Timing is everything
What can you do to reduce your tax and the tax paid by your business?
The answer is “quite a bit”. You just need to do some planning before 30 June. Here are our top tips:
- If your cashflow is good, take advantage of the $20,000 write-off and make the purchases you need before the end of the financial year – this applies to those with a turnover under $10 million.
- Pay Superannuation prior to 30 June so deduction can be claimed in this financial year. Must be received by the Super Fund by 30 June.
Money or debts owed to private companies
It’s common for business owners to take cash out of their business or for the business to fund some personal expenses throughout the year – these appear in the shareholder loan account. If this has occurred, it is important that these debts are either repaid by 30 June (you can declare dividends to pay any outstanding shareholder loan accounts) or a formal loan agreement (with specific conditions) is put in place.
Without taking action, the ATO will treat any outstanding amount as a deemed dividend taxable in the hands of the shareholder at their marginal tax rate.

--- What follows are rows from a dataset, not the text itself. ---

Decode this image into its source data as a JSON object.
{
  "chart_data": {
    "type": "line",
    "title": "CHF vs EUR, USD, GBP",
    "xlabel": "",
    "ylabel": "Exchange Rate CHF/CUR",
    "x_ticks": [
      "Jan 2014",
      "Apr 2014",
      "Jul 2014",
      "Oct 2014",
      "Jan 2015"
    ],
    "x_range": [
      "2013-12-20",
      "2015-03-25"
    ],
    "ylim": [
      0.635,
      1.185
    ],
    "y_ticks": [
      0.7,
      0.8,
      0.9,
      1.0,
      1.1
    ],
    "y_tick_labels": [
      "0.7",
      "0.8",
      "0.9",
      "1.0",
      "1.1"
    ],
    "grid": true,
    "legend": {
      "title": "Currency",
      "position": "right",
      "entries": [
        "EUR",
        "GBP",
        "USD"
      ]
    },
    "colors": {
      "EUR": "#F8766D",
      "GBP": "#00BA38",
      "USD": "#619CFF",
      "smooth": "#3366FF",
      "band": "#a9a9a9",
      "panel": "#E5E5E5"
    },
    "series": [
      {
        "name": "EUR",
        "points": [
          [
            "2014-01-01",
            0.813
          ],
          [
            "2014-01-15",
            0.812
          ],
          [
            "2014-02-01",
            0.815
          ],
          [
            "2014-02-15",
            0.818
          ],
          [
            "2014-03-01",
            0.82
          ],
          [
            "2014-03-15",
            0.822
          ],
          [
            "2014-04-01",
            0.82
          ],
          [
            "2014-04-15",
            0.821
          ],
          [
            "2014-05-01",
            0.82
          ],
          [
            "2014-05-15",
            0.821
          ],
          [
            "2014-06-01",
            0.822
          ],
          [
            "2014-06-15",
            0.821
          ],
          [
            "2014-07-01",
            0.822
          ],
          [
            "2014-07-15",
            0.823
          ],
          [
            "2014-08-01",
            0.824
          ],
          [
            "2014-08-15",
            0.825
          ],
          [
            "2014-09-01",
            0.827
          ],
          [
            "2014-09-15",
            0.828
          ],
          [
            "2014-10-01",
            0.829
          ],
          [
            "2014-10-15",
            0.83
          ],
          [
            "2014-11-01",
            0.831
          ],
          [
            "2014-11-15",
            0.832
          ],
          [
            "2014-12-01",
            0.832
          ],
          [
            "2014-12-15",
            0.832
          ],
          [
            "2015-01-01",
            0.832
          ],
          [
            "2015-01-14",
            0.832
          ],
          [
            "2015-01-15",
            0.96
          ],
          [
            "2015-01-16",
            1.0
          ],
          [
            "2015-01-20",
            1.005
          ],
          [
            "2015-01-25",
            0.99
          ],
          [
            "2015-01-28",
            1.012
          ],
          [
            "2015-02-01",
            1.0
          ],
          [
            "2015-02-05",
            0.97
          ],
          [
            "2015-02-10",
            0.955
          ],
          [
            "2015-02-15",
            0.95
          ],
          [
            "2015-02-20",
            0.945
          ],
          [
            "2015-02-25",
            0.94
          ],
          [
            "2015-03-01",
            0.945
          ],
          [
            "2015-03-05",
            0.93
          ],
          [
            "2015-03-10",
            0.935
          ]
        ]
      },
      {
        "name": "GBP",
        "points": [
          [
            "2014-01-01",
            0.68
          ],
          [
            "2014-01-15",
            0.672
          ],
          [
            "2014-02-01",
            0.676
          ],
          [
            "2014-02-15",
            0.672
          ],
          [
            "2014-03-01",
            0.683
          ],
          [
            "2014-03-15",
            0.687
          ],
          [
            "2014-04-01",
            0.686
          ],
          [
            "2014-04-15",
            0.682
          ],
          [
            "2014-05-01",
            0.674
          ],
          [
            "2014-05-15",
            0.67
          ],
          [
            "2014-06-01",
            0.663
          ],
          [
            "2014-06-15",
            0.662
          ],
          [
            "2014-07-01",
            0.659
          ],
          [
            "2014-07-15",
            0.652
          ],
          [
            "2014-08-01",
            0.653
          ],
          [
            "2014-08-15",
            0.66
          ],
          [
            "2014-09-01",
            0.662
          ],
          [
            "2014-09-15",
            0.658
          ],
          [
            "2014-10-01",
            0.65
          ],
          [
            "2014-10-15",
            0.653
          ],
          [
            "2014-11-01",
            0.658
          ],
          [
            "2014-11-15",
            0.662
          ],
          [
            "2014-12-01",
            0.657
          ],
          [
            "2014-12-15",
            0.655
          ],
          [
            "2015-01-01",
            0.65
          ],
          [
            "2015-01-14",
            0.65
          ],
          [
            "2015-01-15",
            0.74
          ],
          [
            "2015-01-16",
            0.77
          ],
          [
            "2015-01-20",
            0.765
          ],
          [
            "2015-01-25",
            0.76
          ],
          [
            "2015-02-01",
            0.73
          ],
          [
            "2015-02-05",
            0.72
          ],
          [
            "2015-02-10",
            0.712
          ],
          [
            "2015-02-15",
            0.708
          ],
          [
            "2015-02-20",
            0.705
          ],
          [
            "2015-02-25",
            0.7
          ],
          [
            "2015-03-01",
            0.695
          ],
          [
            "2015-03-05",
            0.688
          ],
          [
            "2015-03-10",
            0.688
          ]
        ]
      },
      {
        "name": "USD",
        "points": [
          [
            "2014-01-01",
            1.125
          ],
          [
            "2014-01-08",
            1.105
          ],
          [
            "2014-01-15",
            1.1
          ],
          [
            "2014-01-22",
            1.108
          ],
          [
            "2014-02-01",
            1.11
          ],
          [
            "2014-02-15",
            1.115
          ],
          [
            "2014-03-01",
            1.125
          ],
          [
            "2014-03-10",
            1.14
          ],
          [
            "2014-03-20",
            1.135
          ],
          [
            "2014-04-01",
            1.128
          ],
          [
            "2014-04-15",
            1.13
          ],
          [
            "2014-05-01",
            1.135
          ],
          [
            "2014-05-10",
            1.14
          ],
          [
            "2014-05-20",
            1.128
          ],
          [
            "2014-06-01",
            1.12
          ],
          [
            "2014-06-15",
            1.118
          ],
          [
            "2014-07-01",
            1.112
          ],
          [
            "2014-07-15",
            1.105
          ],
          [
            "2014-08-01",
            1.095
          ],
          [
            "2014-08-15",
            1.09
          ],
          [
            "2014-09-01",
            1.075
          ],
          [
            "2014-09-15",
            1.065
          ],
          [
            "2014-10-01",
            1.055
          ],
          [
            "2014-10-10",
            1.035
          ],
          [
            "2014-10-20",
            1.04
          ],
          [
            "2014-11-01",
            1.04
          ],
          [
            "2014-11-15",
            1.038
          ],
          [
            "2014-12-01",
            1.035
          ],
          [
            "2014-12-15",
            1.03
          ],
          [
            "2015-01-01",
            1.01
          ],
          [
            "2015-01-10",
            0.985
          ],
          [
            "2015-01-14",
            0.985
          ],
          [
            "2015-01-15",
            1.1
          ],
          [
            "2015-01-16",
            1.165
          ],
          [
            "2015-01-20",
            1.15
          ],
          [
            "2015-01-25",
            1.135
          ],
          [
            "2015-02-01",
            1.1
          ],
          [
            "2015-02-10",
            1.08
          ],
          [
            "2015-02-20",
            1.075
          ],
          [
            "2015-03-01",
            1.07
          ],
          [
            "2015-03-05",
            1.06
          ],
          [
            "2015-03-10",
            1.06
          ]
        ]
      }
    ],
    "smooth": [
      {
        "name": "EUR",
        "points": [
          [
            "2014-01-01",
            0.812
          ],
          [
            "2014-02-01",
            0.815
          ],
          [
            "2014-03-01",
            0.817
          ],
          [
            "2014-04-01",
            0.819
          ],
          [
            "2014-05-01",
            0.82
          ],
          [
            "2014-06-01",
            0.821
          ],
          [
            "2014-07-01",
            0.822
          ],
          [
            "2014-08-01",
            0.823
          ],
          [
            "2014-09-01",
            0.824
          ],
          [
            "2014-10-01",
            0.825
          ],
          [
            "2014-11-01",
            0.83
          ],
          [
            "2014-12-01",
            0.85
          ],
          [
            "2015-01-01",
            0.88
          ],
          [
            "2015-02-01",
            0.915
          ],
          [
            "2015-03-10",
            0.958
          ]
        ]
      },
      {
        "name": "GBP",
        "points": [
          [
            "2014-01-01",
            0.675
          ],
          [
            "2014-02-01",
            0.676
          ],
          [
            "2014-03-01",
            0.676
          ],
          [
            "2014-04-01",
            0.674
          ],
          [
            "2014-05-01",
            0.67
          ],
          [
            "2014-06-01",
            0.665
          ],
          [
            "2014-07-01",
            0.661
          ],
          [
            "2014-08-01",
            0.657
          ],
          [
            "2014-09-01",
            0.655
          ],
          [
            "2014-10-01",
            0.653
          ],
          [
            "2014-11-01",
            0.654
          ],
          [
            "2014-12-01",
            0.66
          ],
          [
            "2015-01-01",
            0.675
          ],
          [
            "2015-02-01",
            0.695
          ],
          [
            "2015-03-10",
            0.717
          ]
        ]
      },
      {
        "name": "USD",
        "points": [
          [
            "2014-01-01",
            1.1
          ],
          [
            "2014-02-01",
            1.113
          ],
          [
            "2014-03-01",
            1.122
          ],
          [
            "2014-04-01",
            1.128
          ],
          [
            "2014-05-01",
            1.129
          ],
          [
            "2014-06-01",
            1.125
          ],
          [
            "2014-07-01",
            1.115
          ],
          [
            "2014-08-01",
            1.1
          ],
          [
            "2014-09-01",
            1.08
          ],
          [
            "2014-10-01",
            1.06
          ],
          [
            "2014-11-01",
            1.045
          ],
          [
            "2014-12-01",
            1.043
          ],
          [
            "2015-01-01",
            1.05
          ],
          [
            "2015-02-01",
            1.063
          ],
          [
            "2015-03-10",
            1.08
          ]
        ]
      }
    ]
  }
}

House-keeping for business
- For companies, directors’ fees and employee bonuses may be deductible for the 2016-17 financial year if the directors pass a properly authorised resolution to make the payment by year-end (payment should be made as soon as practicable). Just be aware of the 2% debt tax for high income earners (see below – Delay income – One off opportunity for high-income earners)
- For Trusts, it is essential that decisions to distribute pre-30 June income are documented in writing
- Write-off bad debts
- Undertake a proper stocktake to correctly value your stock on hand at 30 June
- Review your asset register and scrap any obsolete plant
- Bring forward repairs, consumables, trade gifts or donations
- Pay June quarter employee Super contributions now if cashflow allows
- Realise any capital losses and reduce gains
- Raise inter-entity management fees by 30 June
Deductions: It’s a good time for charitable giving.
Also, you may be able to make a personal deductible Super contribution. Contact us to see if you are eligible.
Delay income – One off opportunity for high-income earners
Taxpayers with assessable income above $180,000 face an additional 2% tax on every dollar above this level. The 2% ‘debt tax’ is scheduled to end on 30 June. The difference in timing between the reduction in the FBT rate that occurred on 1 April 2017 and the removal of the 2% tax on 1 July offers a one-off opportunity to reduce your taxable income through salary packaging and other planning initiatives.
If you are likely to have a one-off spike in income, for example from the sale of a business or other significant assets, it’s worth seeing if you can delay the sale until 1 July 2017 to avoid paying an additional 2% tax. Just be aware of how the arrangement is structured. In many cases the sale is treated as having taken place for tax purposes when the parties enter into the contract, even if settlement occurs at a later point in time.